Near the climax, Fern explains her decision to be rootless – a nugget of information that needed a lighter hand. Even Fern listening to Swankie’s last wish feels like an obvious bit of foreshadowing. A later scene, as expected, does honour her want, turning a sobering moment into a filmmaking cliché. But McDormand produces a masterful example of economic acting, wearing Fern’s minimalism on her face: most times, all she has is a nod, a smile, few lines.

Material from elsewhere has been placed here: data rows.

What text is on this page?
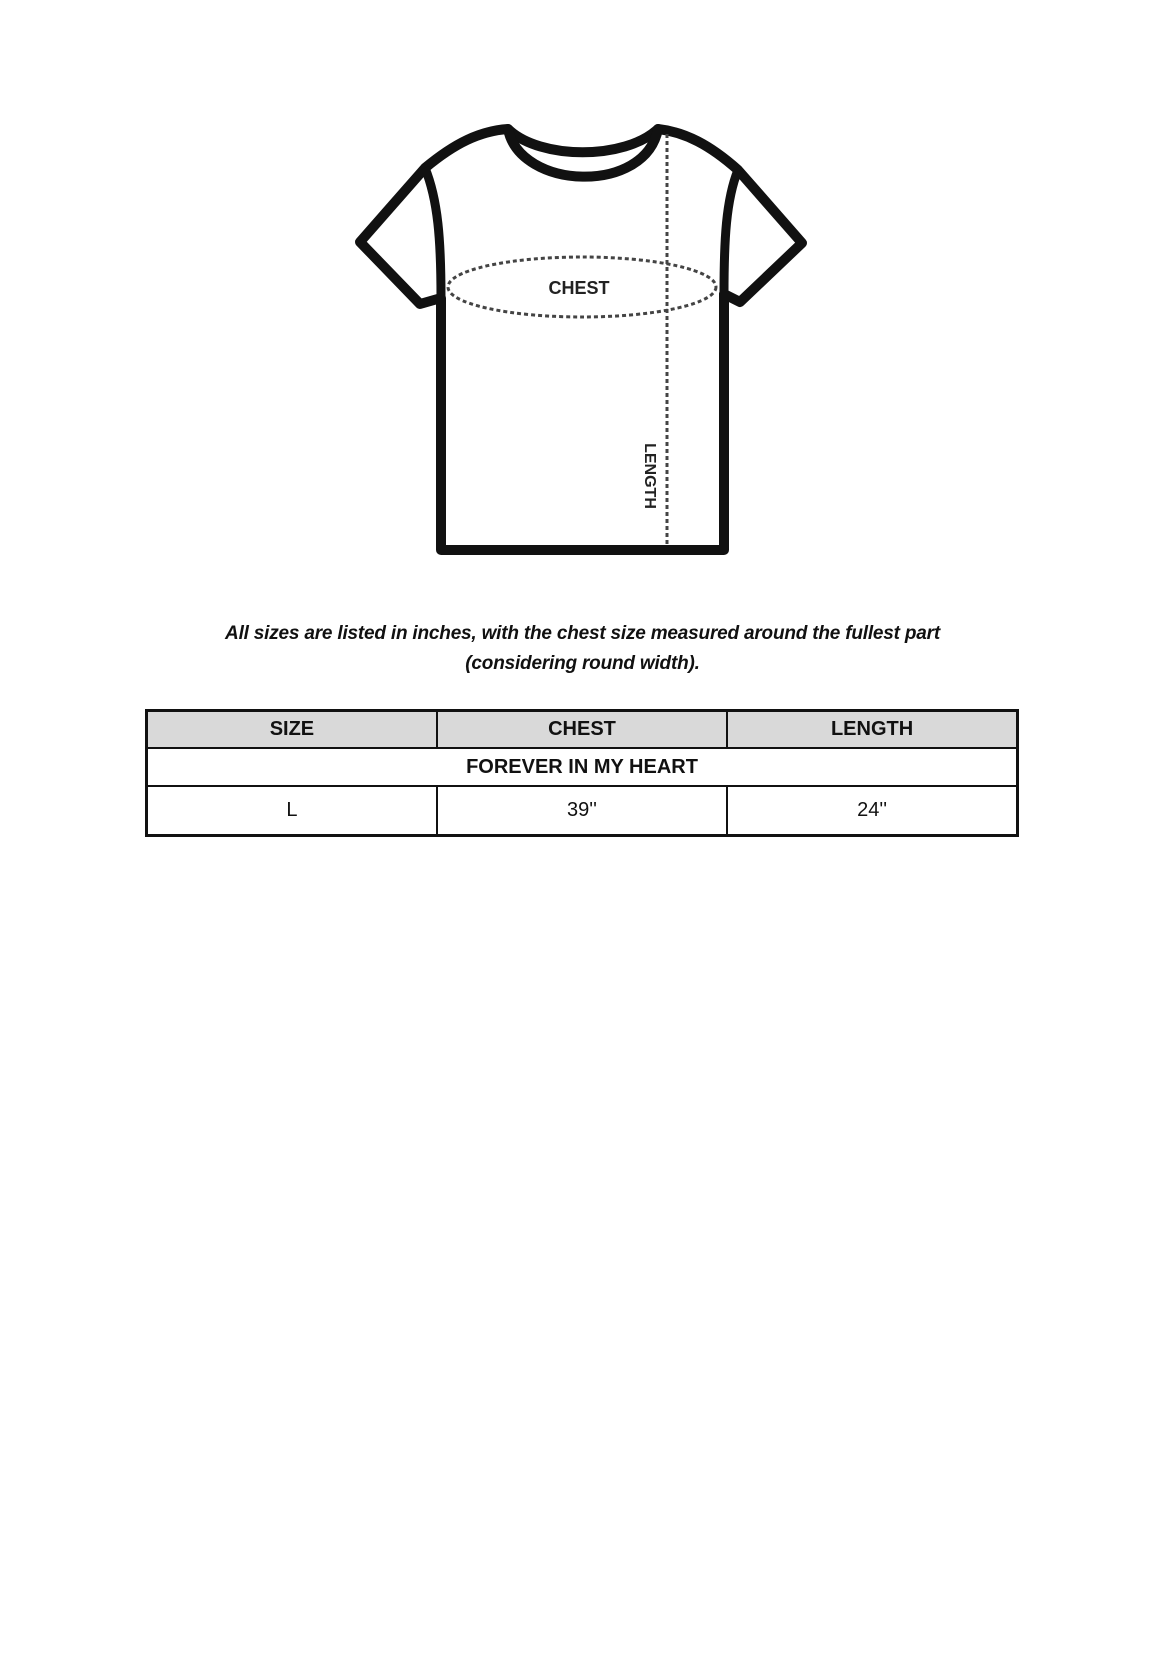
CHEST
LENGTH
All sizes are listed in inches, with the chest size measured around the fullest part
(considering round width).
SIZE	CHEST	LENGTH
FOREVER IN MY HEART		
L	39''	24''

This drama, much like its characters, is also suspended between homes. But unlike them, Nomadland is (largely) unaware. That is so because the film is marked by curious contradictions: between fiction and nonfiction, the personal and the political, the individual and the collective. Almost every destabilising factor in the nomads’ lives – low paying gigs, demanding hours, shrinking safety nets – didn’t just happen overnight, or even after the Great Recession. It’s part of a five-decade long onslaught, where capital has destroyed labour via union busting, regressive taxation, stagnant pays, reducing people to machines. But Zhao doesn’t care for this part of the story, contradicting the journalistic and political preoccupations of its source material, the 2017 narrative nonfiction book Nomadland: Surviving America in the Twenty-First Century. “Many of the people I met felt that they had spent too long losing a rigged game,” writes author Jessica Bruder in the initial pages of the book. “And so, they found a way to hack the system” – “breaking the shackles of rents and mortgages” in lieu of a nomadic lifestyle.

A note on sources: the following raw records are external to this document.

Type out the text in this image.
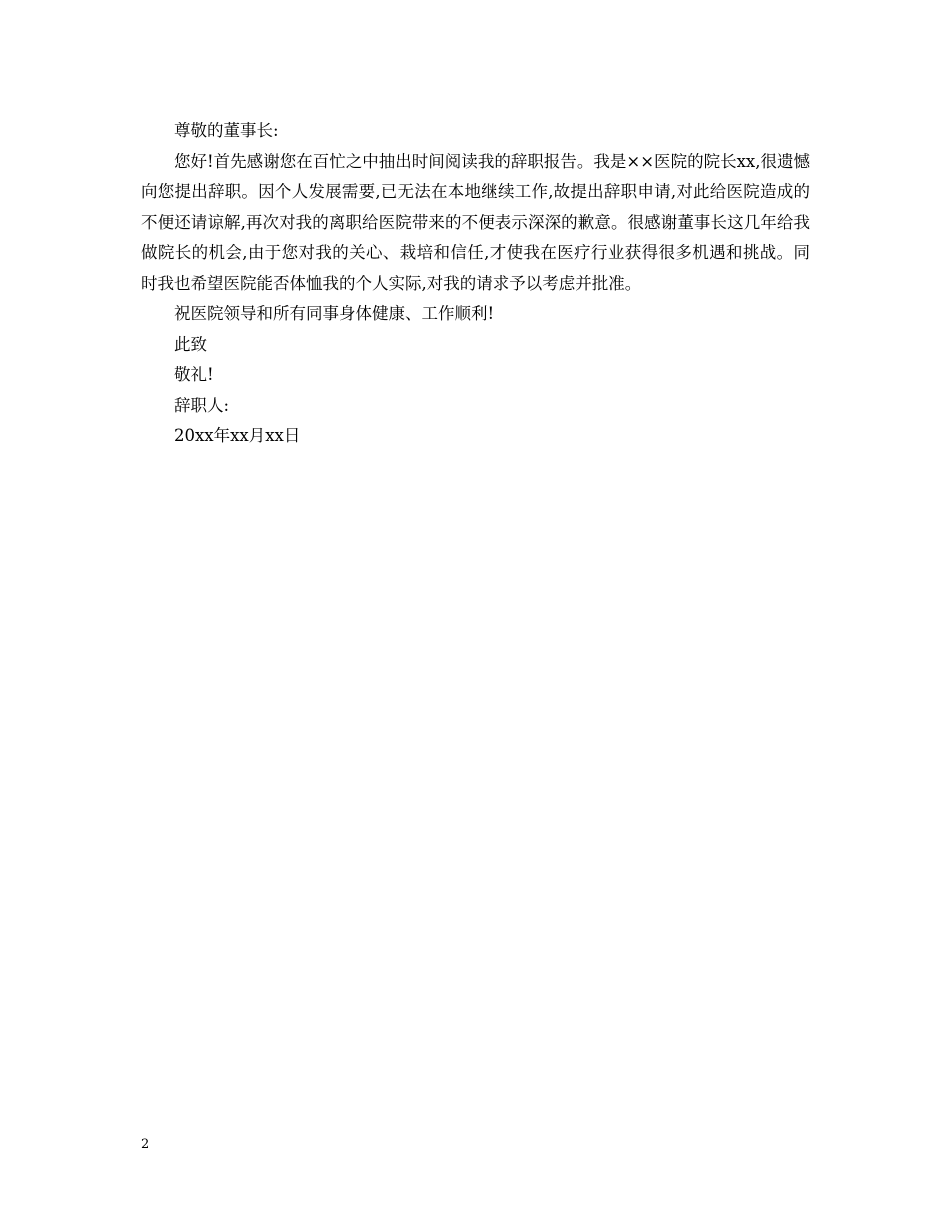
尊敬的董事长:

您好!首先感谢您在百忙之中抽出时间阅读我的辞职报告。我是××医院的院长xx,很遗憾向您提出辞职。因个人发展需要,已无法在本地继续工作,故提出辞职申请,对此给医院造成的不便还请谅解,再次对我的离职给医院带来的不便表示深深的歉意。很感谢董事长这几年给我做院长的机会,由于您对我的关心、栽培和信任,才使我在医疗行业获得很多机遇和挑战。同时我也希望医院能否体恤我的个人实际,对我的请求予以考虑并批准。

祝医院领导和所有同事身体健康、工作顺利!

此致

敬礼!

辞职人:

20xx年xx月xx日

2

But the ‘rigged system’ is more or less absent in the film. Besides Linda talking about her economic crisis and Bob mentioning the “tyranny of the marketplace”, Nomadland’s narrative framing makes it a story of unresolved grief, reducing a national sorrow to an individual despair. (It’s all the more disappointing because Linda and Bob, characters in the book, are playing themselves in the movie.) Fern, according to Zhao, just happens to be in this situation. Had her husband not died, implies the movie, she probably would not have been in an RV. Does this elision make Nomadland mediocre? No. But it does make the film incomplete and indifferent – and that distinction is crucial. Making the structural personal is in fact a preferred trick of the status quo – and the eternal myth of American capitalism.
Zhao didn’t even need to dig deep: just a few scenes would have broadened the big picture, as shown in Ken Loach’s Sorry We Missed You and Bong Joon-ho’s Parasite. In the last year’s Best-Picture Oscar winner, for instance, a few lines of dialogue depict the economic insecurity of the South Korean middle-class. (That scene is so sharp and understated that you may have missed it.) Ditto Loach’s searing domestic drama, where the familial and the political was so closely tied that the movie told multiple stories at once, illuminating the cause-and-effect relationship between them. Nomadland, on the contrary, almost exists on two parallel planes. It opens its heart for the personal but closes its mind for the political.